An Israeli cabinet minister said on Monday Israel could annex more of the West Bank if Palestinians declared statehood without concluding a peace agreement a move that has ruffled feathers in Tel Aviv with Prime Minister Benjamin Netanyahu warning against "unilateral action."
"If the Palestinians take such a unilateral line, Israel should also consider ... passing a law to annex some of the settlements," Environment Minister Gilad Erdan, a close Netanyahu ally, told Israel Radio.
Without setting a timeframe, Palestinian officials said on Sunday the Palestinians planned to go to the United Nations Security Council in an effort to secure international support for an independent state in the West Bank and Gaza Strip.
Palestinians attributed the move to frustration at the lack of progress in peace talks, which have been stalled for a year. Palestinian President Mahmoud Abbas has said negotiations cannot resume until Israel halts settlement expansion.
The Palestinian remarks on possible unilateral steps prompted a warning from Netanyahu, who said in a speech on Sunday that only peace talks with Israel would secure a Palestinian state.

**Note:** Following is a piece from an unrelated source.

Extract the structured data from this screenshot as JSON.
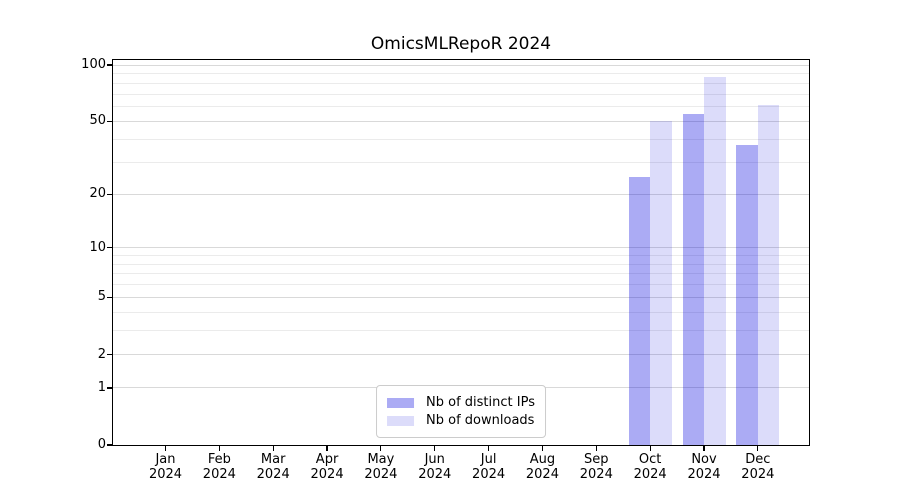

"There is no substitute for negotiations between Israel and the Palestinian Authority and any unilateral path will only unravel the framework of agreements between us and will only bring unilateral steps from Israel's side," Netanyahu said.
Senior Palestinian negotiator Saeb Erekat said that the aim of the initiative was not to declare statehood but was meant to preserve the two state option and to formalize international support for the state the Palestinians want to establish.

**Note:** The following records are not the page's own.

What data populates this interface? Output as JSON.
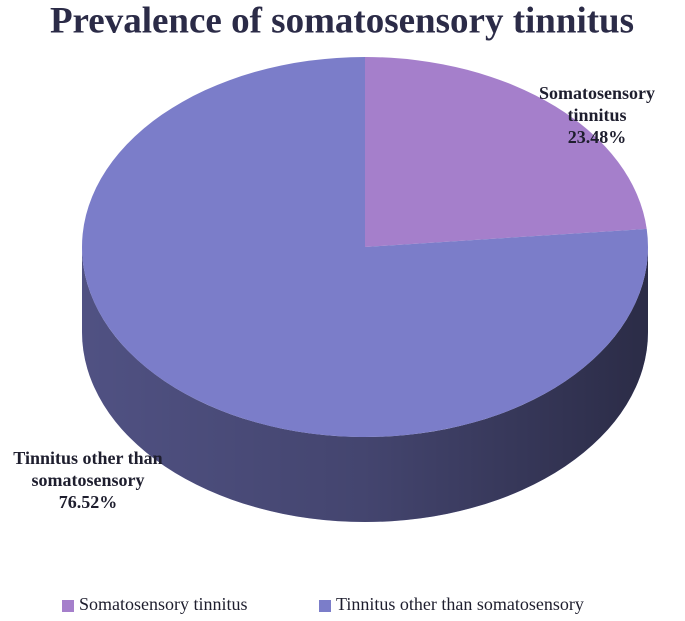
{
  "chart_data": {
    "type": "pie",
    "title": "Prevalence of somatosensory tinnitus",
    "categories": [
      "Somatosensory tinnitus",
      "Tinnitus other than somatosensory"
    ],
    "values": [
      23.48,
      76.52
    ],
    "value_labels": [
      "23.48%",
      "76.52%"
    ],
    "colors": [
      "#a57fcb",
      "#7b7dc9"
    ],
    "legend": "bottom"
  }
}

"Heading to the Security Council to issue a resolution recognizing an independent Palestinian state ... differs entirely from a unilateral declaration of a Palestinian state. The PLO is not proposing the option of declaring a state unilaterally," Erekat said in a statement.
Erdan, in the radio interview, discussed other sanctions open to Israel, which captured the West Bank in a 1967 war and annexed some of the territory along with Arab East Jerusalem.

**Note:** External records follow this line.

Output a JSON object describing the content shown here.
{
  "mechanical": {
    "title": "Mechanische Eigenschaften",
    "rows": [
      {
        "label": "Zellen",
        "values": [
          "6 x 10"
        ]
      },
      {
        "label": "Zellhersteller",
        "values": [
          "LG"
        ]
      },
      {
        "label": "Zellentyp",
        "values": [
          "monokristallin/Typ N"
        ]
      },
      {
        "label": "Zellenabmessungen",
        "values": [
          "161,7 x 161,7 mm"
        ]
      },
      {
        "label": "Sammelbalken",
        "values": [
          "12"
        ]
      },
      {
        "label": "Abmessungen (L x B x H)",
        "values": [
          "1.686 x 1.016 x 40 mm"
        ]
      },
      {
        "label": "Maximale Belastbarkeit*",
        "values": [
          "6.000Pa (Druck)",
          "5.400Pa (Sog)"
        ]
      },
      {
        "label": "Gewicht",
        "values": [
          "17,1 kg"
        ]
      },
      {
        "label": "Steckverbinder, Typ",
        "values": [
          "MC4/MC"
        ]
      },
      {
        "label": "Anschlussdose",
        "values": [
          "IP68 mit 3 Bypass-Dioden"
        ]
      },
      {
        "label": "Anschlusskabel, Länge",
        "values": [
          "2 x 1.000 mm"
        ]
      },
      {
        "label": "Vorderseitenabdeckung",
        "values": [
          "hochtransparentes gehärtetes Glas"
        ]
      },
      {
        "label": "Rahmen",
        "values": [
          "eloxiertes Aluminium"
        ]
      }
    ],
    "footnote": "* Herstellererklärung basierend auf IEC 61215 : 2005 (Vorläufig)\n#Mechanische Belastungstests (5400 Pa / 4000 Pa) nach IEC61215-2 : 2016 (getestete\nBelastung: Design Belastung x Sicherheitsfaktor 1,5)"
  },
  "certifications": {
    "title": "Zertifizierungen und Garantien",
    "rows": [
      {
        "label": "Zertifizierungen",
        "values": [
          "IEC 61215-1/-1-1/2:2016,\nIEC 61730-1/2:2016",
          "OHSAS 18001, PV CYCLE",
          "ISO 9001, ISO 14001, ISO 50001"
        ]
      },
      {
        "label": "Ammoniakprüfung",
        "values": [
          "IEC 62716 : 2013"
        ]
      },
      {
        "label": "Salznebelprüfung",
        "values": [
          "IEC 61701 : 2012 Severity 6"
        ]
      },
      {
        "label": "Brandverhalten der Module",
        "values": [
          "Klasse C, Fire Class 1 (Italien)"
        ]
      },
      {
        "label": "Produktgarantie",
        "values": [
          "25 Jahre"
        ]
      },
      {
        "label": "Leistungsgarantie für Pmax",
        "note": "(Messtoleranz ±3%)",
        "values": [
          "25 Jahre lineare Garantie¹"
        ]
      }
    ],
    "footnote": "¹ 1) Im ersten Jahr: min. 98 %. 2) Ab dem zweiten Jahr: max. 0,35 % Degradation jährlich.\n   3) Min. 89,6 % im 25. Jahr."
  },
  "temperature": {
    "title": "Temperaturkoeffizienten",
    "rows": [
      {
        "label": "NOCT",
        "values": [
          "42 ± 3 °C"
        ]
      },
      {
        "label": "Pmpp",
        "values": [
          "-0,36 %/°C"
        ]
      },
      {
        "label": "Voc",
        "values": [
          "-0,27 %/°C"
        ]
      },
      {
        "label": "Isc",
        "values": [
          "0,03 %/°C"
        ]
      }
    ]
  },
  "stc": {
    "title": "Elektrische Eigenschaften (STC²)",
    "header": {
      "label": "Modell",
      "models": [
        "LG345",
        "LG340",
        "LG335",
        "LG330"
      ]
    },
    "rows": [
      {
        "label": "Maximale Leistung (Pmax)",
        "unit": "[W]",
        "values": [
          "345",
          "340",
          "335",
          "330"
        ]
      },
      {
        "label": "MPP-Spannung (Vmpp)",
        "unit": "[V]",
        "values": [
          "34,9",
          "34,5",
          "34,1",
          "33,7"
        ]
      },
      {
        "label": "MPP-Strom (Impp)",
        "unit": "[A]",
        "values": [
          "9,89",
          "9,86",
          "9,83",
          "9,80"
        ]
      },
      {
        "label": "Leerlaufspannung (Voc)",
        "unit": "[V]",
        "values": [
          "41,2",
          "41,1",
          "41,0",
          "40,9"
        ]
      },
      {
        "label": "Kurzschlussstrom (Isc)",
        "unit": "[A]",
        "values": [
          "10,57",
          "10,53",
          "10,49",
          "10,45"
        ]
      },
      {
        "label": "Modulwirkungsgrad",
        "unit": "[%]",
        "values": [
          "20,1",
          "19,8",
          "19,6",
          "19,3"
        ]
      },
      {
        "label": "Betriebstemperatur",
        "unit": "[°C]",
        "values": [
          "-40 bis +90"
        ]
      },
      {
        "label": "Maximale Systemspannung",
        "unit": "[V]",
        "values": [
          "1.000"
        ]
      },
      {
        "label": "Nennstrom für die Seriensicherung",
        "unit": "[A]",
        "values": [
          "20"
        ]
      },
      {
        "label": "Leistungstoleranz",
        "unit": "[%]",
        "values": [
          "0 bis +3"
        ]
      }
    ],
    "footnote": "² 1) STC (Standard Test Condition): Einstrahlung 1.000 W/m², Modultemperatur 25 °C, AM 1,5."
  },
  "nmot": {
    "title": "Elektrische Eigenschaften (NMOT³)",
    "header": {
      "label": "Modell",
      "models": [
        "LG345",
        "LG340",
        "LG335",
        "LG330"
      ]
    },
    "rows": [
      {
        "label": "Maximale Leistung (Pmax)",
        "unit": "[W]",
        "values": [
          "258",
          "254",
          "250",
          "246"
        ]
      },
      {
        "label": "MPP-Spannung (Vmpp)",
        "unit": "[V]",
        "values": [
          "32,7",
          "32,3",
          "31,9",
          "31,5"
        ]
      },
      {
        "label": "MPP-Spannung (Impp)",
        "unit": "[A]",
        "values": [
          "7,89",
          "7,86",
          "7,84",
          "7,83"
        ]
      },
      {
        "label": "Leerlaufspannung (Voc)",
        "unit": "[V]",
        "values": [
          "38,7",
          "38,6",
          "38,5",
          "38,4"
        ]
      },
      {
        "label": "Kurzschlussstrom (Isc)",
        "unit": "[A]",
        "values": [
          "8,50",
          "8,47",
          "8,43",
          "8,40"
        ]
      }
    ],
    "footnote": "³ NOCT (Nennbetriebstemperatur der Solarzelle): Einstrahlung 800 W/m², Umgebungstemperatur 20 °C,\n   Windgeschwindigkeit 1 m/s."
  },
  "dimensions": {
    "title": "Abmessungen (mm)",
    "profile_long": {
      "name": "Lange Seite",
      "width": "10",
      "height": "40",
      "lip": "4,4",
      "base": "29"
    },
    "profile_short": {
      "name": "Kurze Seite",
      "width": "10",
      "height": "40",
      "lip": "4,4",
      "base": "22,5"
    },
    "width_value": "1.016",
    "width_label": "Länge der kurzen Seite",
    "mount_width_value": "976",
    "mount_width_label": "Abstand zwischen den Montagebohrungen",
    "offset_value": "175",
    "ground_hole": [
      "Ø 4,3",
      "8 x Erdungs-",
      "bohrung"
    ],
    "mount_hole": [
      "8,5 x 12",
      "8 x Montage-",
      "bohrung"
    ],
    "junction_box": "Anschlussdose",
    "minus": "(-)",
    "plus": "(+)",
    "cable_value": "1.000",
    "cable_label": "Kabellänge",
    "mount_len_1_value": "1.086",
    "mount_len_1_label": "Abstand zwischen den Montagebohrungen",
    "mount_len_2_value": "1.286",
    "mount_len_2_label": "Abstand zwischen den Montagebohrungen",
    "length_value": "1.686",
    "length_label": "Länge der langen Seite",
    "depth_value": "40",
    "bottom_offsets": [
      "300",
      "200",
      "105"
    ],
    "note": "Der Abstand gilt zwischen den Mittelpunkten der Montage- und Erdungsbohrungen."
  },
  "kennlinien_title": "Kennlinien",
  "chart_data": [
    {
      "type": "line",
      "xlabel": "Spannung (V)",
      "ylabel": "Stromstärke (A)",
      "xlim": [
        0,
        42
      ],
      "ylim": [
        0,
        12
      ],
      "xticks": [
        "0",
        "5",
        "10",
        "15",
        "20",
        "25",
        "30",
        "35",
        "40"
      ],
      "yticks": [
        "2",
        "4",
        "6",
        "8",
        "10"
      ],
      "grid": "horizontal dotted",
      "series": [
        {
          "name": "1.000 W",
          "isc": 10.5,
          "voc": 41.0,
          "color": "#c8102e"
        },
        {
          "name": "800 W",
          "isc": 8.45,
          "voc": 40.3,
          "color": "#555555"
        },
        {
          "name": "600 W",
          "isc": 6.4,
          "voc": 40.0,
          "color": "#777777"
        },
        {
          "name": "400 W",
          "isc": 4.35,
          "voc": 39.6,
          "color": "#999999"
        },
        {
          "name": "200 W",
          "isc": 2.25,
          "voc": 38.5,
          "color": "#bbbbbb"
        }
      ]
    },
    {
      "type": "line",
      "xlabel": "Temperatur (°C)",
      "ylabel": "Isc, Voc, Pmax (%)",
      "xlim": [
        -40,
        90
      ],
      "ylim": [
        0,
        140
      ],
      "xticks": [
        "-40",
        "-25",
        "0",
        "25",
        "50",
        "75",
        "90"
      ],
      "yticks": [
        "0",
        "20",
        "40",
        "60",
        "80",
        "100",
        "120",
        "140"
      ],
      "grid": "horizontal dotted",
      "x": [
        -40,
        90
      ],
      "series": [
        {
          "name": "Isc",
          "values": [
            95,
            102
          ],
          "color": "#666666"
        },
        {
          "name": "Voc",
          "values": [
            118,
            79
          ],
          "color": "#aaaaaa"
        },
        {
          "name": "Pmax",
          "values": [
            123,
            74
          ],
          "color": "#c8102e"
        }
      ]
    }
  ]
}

"Everything is open ... it could begin at stopping the transfer of money that the Israeli government currently transfers to the Palestinian Authority," he said, referring to tax payments Israel collects on the Authority's behalf under interim peace deals.
Erdan said Israel might also consider tightening recently loosened travel restrictions on Palestinians in the West Bank.
Industry and Trade minister Binyamin Ben Eliezer from the centre-left Labor party said negotiations were the only viable option and dismissed the threats to make unilateral moves.
"In my opinion this whole thing about annexation is just words. I think the Palestinian threat also is just words. A ping-pong of declarations will get us nowhere, the only way forward is to bring the sides together for negotiations," he told Army Radio.